Unlike many seminal ’90s alt-rock albums, however, Last Splash has more to offer beyond “Cannonball” and other singles. Among the styles covered: sludgy shoegaze (the string-burnished “Invisible Man”), creepy dreampop (“No Aloha”), grimy surf-punk (“I Just Wanna Get Along”), freaky country (“Drivin’ On 9”), and distorted slowcore (“Mad Lucas”). Such variety makes the disc a versatile listen, too: Somehow, it feels like the suitable soundtrack for a low-budget B-movie, the best road trip ever, and a hazy, raging party.
But Last Splash is also flexible because Deal’s lyrics are more atmospheric than concrete. She sketches out stories and traumas with few details, leaving listeners to draw their own conclusions, while conveying emotions (anger, lust, betrayal, joy) without context.

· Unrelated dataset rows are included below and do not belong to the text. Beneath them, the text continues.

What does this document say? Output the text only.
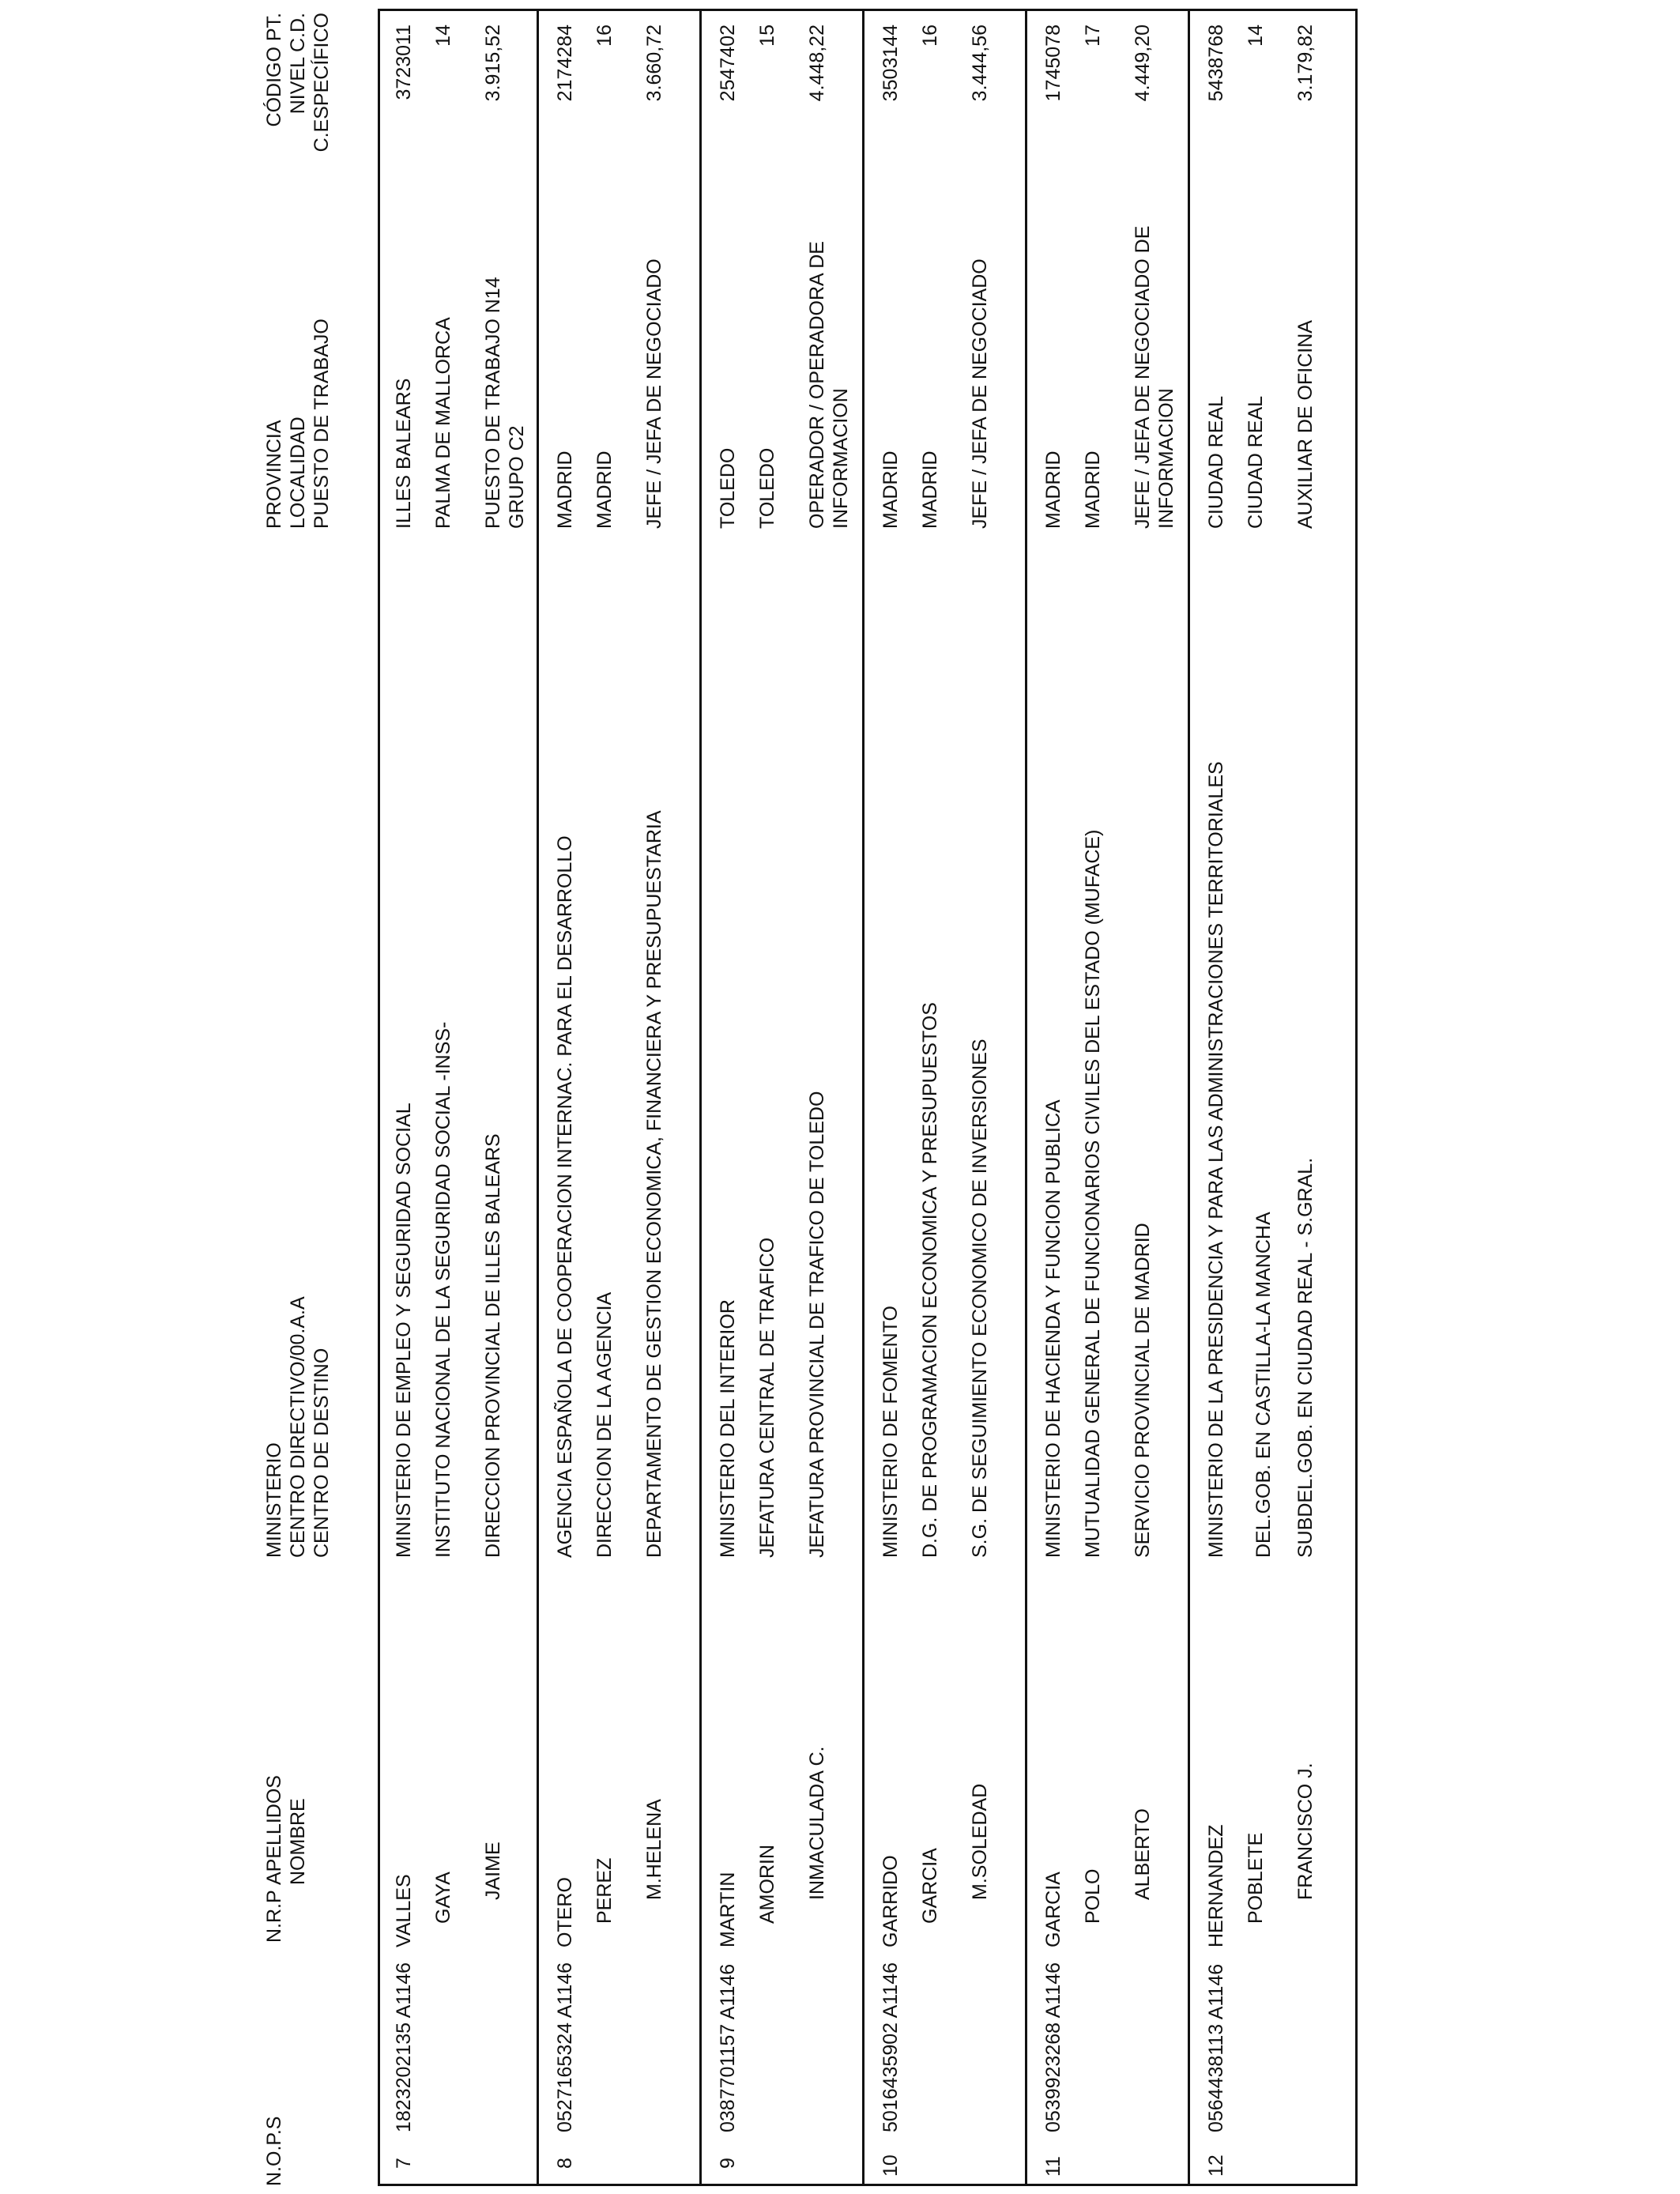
N.O.P.S
N.R.P
APELLIDOS NOMBRE
MINISTERIO CENTRO DIRECTIVO/00.A.A CENTRO DE DESTINO
PROVINCIA LOCALIDAD PUESTO DE TRABAJO
CÓDIGO PT. NIVEL C.D. C.ESPECÍFICO
7
1823202135 A1146
VALLES GAYA JAIME
MINISTERIO DE EMPLEO Y SEGURIDAD SOCIAL INSTITUTO NACIONAL DE LA SEGURIDAD SOCIAL -INSS- DIRECCION PROVINCIAL DE ILLES BALEARS
ILLES BALEARS PALMA DE MALLORCA PUESTO DE TRABAJO N14 GRUPO C2
3723011 14 3.915,52
8
0527165324 A1146
OTERO PEREZ M.HELENA
AGENCIA ESPAÑOLA DE COOPERACION INTERNAC. PARA EL DESARROLLO DIRECCION DE LA AGENCIA DEPARTAMENTO DE GESTION ECONOMICA, FINANCIERA Y PRESUPUESTARIA
MADRID MADRID JEFE / JEFA DE NEGOCIADO
2174284 16 3.660,72
9
0387701157 A1146
MARTIN AMORIN INMACULADA C.
MINISTERIO DEL INTERIOR JEFATURA CENTRAL DE TRAFICO JEFATURA PROVINCIAL DE TRAFICO DE TOLEDO
TOLEDO TOLEDO OPERADOR / OPERADORA DE INFORMACION
2547402 15 4.448,22
10
5016435902 A1146
GARRIDO GARCIA M.SOLEDAD
MINISTERIO DE FOMENTO D.G. DE PROGRAMACION ECONOMICA Y PRESUPUESTOS S.G. DE SEGUIMIENTO ECONOMICO DE INVERSIONES
MADRID MADRID JEFE / JEFA DE NEGOCIADO
3503144 16 3.444,56
11
0539923268 A1146
GARCIA POLO ALBERTO
MINISTERIO DE HACIENDA Y FUNCION PUBLICA MUTUALIDAD GENERAL DE FUNCIONARIOS CIVILES DEL ESTADO (MUFACE) SERVICIO PROVINCIAL DE MADRID
MADRID MADRID JEFE / JEFA DE NEGOCIADO DE INFORMACION
1745078 17 4.449,20
12
0564438113 A1146
HERNANDEZ POBLETE FRANCISCO J.
MINISTERIO DE LA PRESIDENCIA Y PARA LAS ADMINISTRACIONES TERRITORIALES DEL.GOB. EN CASTILLA-LA MANCHA SUBDEL.GOB. EN CIUDAD REAL - S.GRAL.
CIUDAD REAL CIUDAD REAL AUXILIAR DE OFICINA
5438768 14 3.179,82
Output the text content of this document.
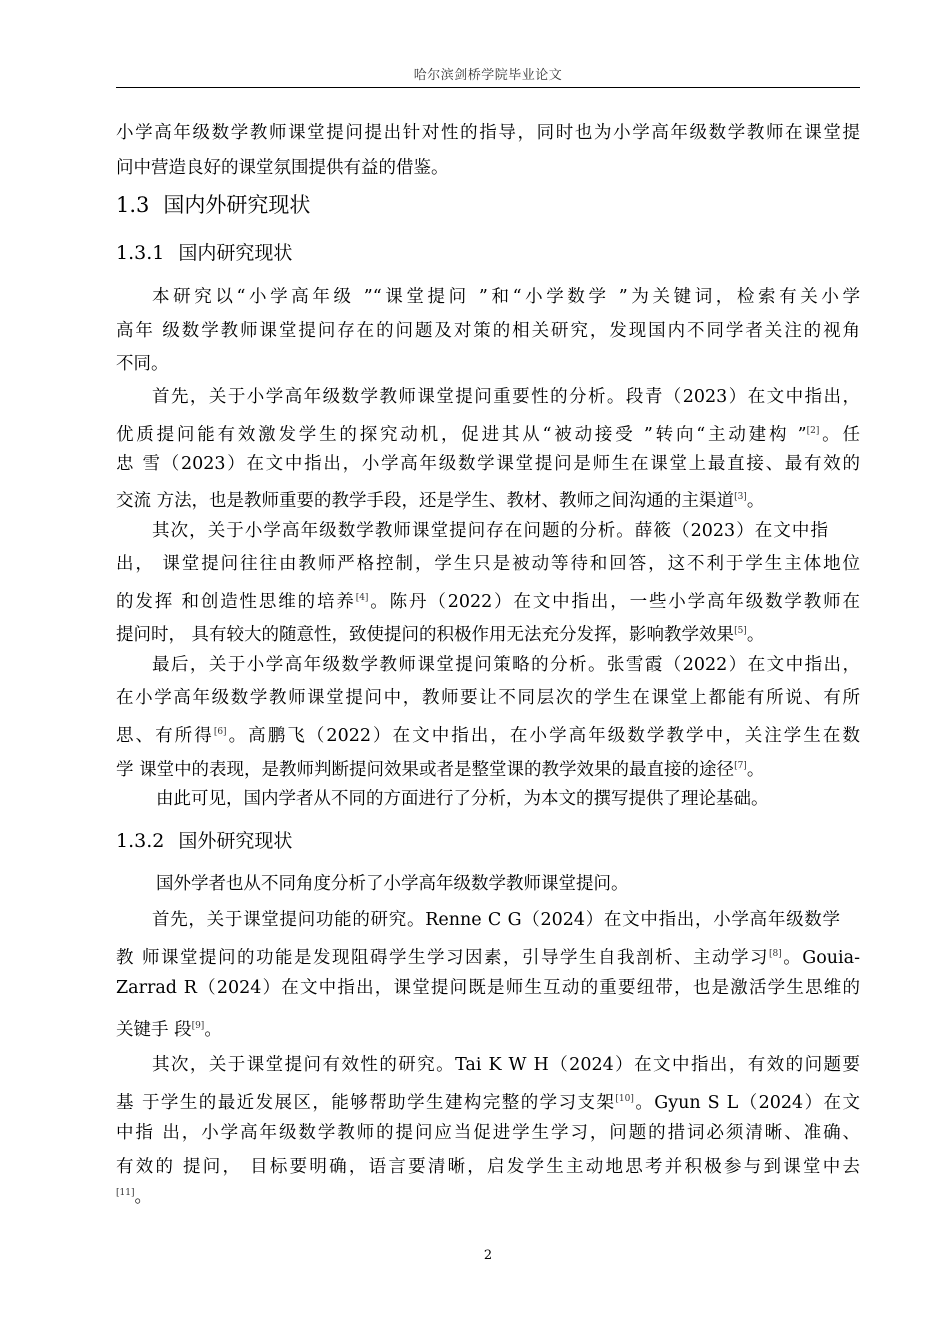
哈尔滨剑桥学院毕业论文
小学高年级数学教师课堂提问提出针对性的指导，同时也为小学高年级数学教师在课堂提
问中营造良好的课堂氛围提供有益的借鉴。
1.3 国内外研究现状
1.3.1 国内研究现状
本研究以“小学高年级 ”“课堂提问 ”和“小学数学 ”为关键词，检索有关小学
高年 级数学教师课堂提问存在的问题及对策的相关研究，发现国内不同学者关注的视角
不同。
首先，关于小学高年级数学教师课堂提问重要性的分析。段青（2023）在文中指出，
优质提问能有效激发学生的探究动机，促进其从“被动接受 ”转向“主动建构 ”[2]。任
忠 雪（2023）在文中指出，小学高年级数学课堂提问是师生在课堂上最直接、最有效的
交流 方法，也是教师重要的教学手段，还是学生、教材、教师之间沟通的主渠道[3]。
其次，关于小学高年级数学教师课堂提问存在问题的分析。薛筱（2023）在文中指
出， 课堂提问往往由教师严格控制，学生只是被动等待和回答，这不利于学生主体地位
的发挥 和创造性思维的培养[4]。陈丹（2022）在文中指出，一些小学高年级数学教师在
提问时， 具有较大的随意性，致使提问的积极作用无法充分发挥，影响教学效果[5]。
最后，关于小学高年级数学教师课堂提问策略的分析。张雪霞（2022）在文中指出，
在小学高年级数学教师课堂提问中，教师要让不同层次的学生在课堂上都能有所说、有所
思、有所得[6]。高鹏飞（2022）在文中指出，在小学高年级数学教学中，关注学生在数
学 课堂中的表现，是教师判断提问效果或者是整堂课的教学效果的最直接的途径[7]。
由此可见，国内学者从不同的方面进行了分析，为本文的撰写提供了理论基础。
1.3.2 国外研究现状
国外学者也从不同角度分析了小学高年级数学教师课堂提问。
首先，关于课堂提问功能的研究。Renne C G（2024）在文中指出，小学高年级数学
教 师课堂提问的功能是发现阻碍学生学习因素，引导学生自我剖析、主动学习[8]。Gouia-
Zarrad R（2024）在文中指出，课堂提问既是师生互动的重要纽带，也是激活学生思维的
关键手 段[9]。
其次，关于课堂提问有效性的研究。Tai K W H（2024）在文中指出，有效的问题要
基 于学生的最近发展区，能够帮助学生建构完整的学习支架[10]。Gyun S L（2024）在文
中指 出，小学高年级数学教师的提问应当促进学生学习，问题的措词必须清晰、准确、
有效的 提问， 目标要明确，语言要清晰，启发学生主动地思考并积极参与到课堂中去
[11]。
2
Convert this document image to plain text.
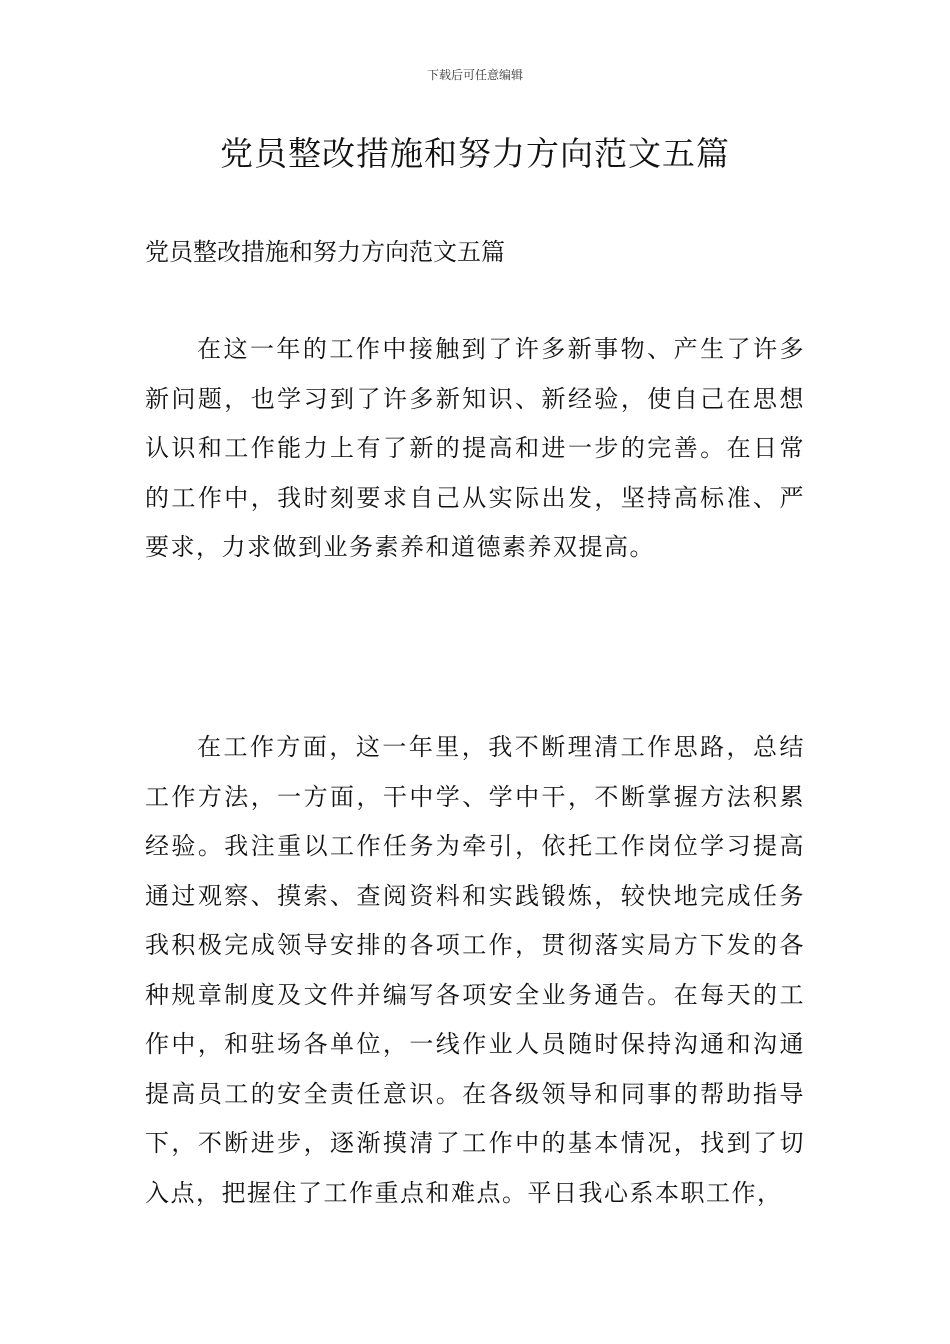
下载后可任意编辑
党员整改措施和努力方向范文五篇

党员整改措施和努力方向范文五篇

在这一年的工作中接触到了许多新事物、产生了许多新问题，也学习到了许多新知识、新经验，使自己在思想认识和工作能力上有了新的提高和进一步的完善。在日常的工作中，我时刻要求自己从实际出发，坚持高标准、严要求，力求做到业务素养和道德素养双提高。

在工作方面，这一年里，我不断理清工作思路，总结工作方法，一方面，干中学、学中干，不断掌握方法积累经验。我注重以工作任务为牵引，依托工作岗位学习提高通过观察、摸索、查阅资料和实践锻炼，较快地完成任务我积极完成领导安排的各项工作，贯彻落实局方下发的各种规章制度及文件并编写各项安全业务通告。在每天的工作中，和驻场各单位，一线作业人员随时保持沟通和沟通提高员工的安全责任意识。在各级领导和同事的帮助指导下，不断进步，逐渐摸清了工作中的基本情况，找到了切入点，把握住了工作重点和难点。平日我心系本职工作，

The absent figure in “Invisible Man” stirs up sadness and regret, while on “Do You Love Me Now?” (co-written with Kelley), the loaded question (“You’ve loved me before / Do you love me now?”) to a shadowy person devolves into a full-blown demand: “Come back to me right now!” If anything, these outlines make Last Splash’s direct statements that much more effective. “If you’re so special, why aren’t you dead?” (in “I Just Wanna Get Along”) cuts, while a single line of “No Aloha”—“Motherhood means mental freeze”—is especially poignant and thought-provoking, considering the Deals’ Midwestern roots.
That last lyric in particular zeroes in on why The Breeders and Last Splash are now more relevant than ever, and beloved not only because of rampant ’90s nostalgia. A lyric scornful of motherhood remains a radical declaration, perhaps even more extreme now than it was then. The Deals spoke to—and, at times, for—women who weren’t necessarily taking a marriage-then-kids route to find happiness. (On Last Splash, they make being creative, goofing off, lusting after cute guys, and rocking out seem much more appealing, anyway.) In a broader sense, the sisters reinforced that it was perfectly acceptable to flout convention and expectations.
At the same time, the Deals’ utter normalcy made them unique, even in an era where rock stars took pride in being casual. The sisters were strong, three-dimensional women who defied pigeonholing. They were imperfect and kind of messy, but also enormously respected. (There’s a reason The Dandy Warhols wrote an entire song lamenting how they “just want a girl as cool as Kim Deal.”) They didn’t conform to traditionally feminine ideals; in fact, they were alluring simply because they were themselves, flaws and all.
That The Breeders experienced such enormous success is a testament to a more tolerant time: It often feels like women in music today are judged far more harshly for acting like regular, complex people. Look at Taylor Swift, who’s being mocked and castigated for flitting from wrong dude to wrong dude (not an unusual dating habit for a 23-year-old). Or Ke$ha, who’s called every nasty name in the book for talking about getting wasted or doing weird, impulsive things—again, behavior that’s not necessarily odd for someone in their mid-20s.
But thanks to Last Splash, anybody looking to forge a different path—anyone who didn’t kowtow to stereotypes, or who simply didn’t have it all figured out—had The Breeders to look to as role models. Twenty years later, the Deals are still adored, admired, and respected—as much for knitting and taking care of their parents as they are for their music. And with the Last Splash resurgence, two decades on, those same listeners—now grown up, no matter where their lives went—can still reliably look to the sisters for guidance on how to navigate adulthood.